Two electrons. Starts from rest. Goes to infinity (PE_f = 0)

Relevant Equations

F=ma

I know that the formula qqk/r applies to a system (two charges), but where is the flaw in my derivation? Thanks!

 

[Orodruin]

Because the displacement of each electron is not dr if you move both.

 

[PeroK]

Homework Statement: Two electrons. Starts from rest. Goes to infinity (PE_f = 0)
Relevant Equations: F=ma

View attachment 341989

I know that the formula qqk/r applies to a system (two charges), but where is the flaw in my derivation? Thanks!

I think this is quite instructive. First, imagine that one electron is held in place by an external force. As that electron does not move, the restraining force does no work. The second electron moves off to infinity with the calculation you have done.
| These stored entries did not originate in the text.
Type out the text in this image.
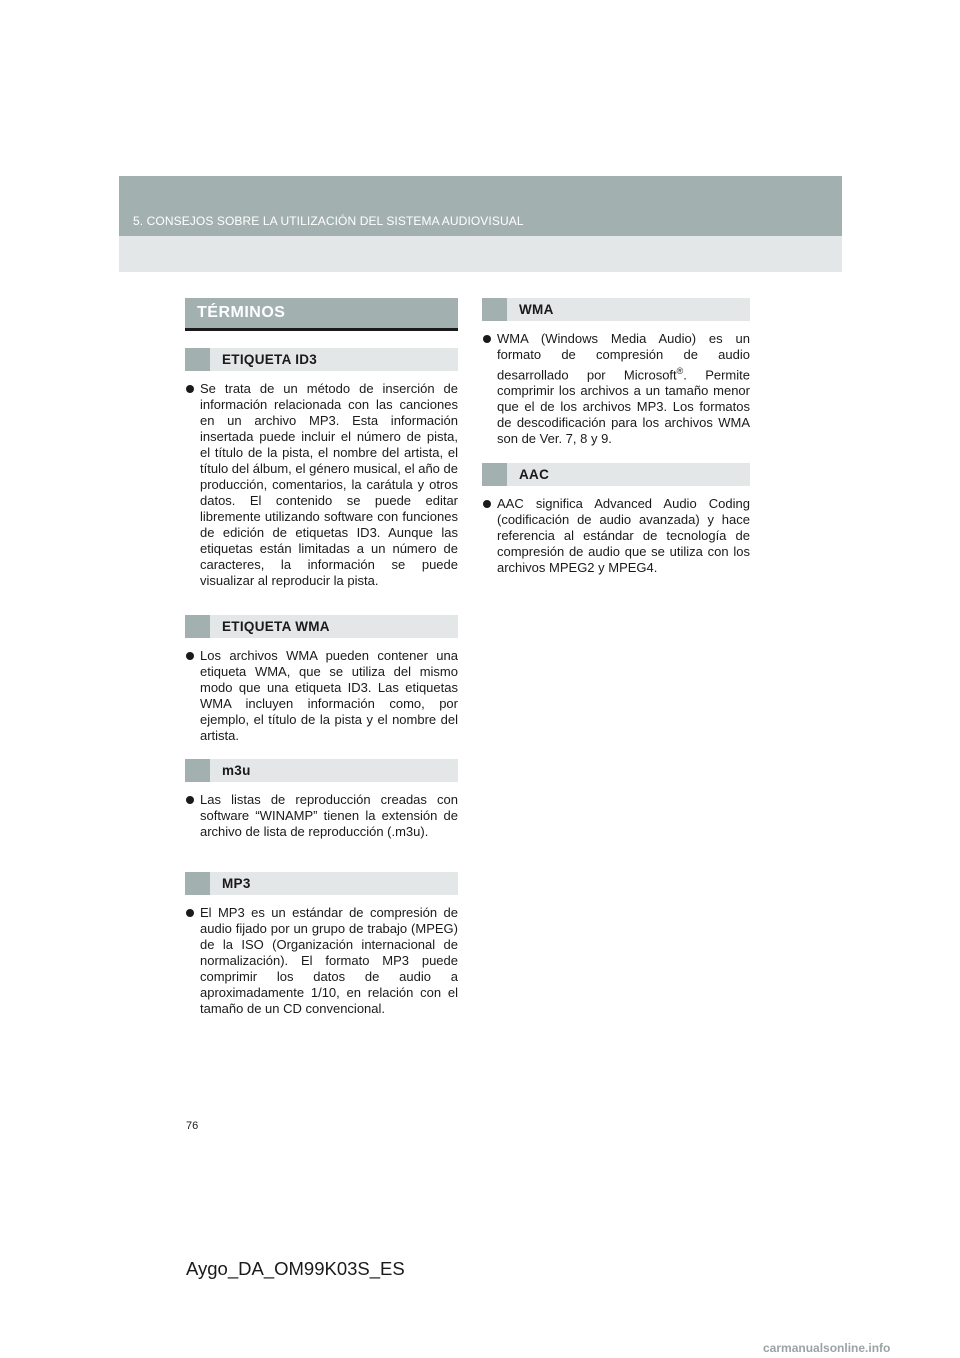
5. CONSEJOS SOBRE LA UTILIZACIÓN DEL SISTEMA AUDIOVISUAL
TÉRMINOS
ETIQUETA ID3
Se trata de un método de inserción de información relacionada con las canciones en un archivo MP3. Esta información insertada puede incluir el número de pista, el título de la pista, el nombre del artista, el título del álbum, el género musical, el año de producción, comentarios, la carátula y otros datos. El contenido se puede editar libremente utilizando software con funciones de edición de etiquetas ID3. Aunque las etiquetas están limitadas a un número de caracteres, la información se puede visualizar al reproducir la pista.
ETIQUETA WMA
Los archivos WMA pueden contener una etiqueta WMA, que se utiliza del mismo modo que una etiqueta ID3. Las etiquetas WMA incluyen información como, por ejemplo, el título de la pista y el nombre del artista.
m3u
Las listas de reproducción creadas con software “WINAMP” tienen la extensión de archivo de lista de reproducción (.m3u).
MP3
El MP3 es un estándar de compresión de audio fijado por un grupo de trabajo (MPEG) de la ISO (Organización internacional de normalización). El formato MP3 puede comprimir los datos de audio a aproximadamente 1/10, en relación con el tamaño de un CD convencional.
WMA
WMA (Windows Media Audio) es un formato de compresión de audio desarrollado por Microsoft®. Permite comprimir los archivos a un tamaño menor que el de los archivos MP3. Los formatos de descodificación para los archivos WMA son de Ver. 7, 8 y 9.
AAC
AAC significa Advanced Audio Coding (codificación de audio avanzada) y hace referencia al estándar de tecnología de compresión de audio que se utiliza con los archivos MPEG2 y MPEG4.
76
Aygo_DA_OM99K03S_ES
carmanualsonline.info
That electron, therefore, gets all the PE of the system. Once it's far enough away, you could release the first electron and there is no more PE to be squeezed out of the system.

That should be clear. Now, you can look more closely at your calculation and see why that does not apply if both electrons are moving. And, the reason is that the distance between the elecrons is increasing at twice the rate of your $dx$, which relates to the motion of one electron only.

 

[laser]

And, the reason is that the distance between the elecrons is increasing at twice the rate of your $dx$, which relates to the motion of one electron only.

But does this mean that dr is actually 2dr? Would this not double the potential energy?

 

[PeroK]

But does this mean that dr is actually 2dr? Would this not double the potential energy?

If you label the electrons and take $dx_1$ as the differential along the path of one of the electrons, then $dr = 2dx_1$. If you use that in your calculation, you get half the KE for the first electron. And the same KE for the other.

In general I've noticed that many students use a label such as "dr" without thinking about what it means in that specific problem. In that response, you are using $dr$ as two different things!

 

[PeroK]

PS if you had used $F_1$ and $dx_1$ in the first place, you might have spotted that $dr$ was something different.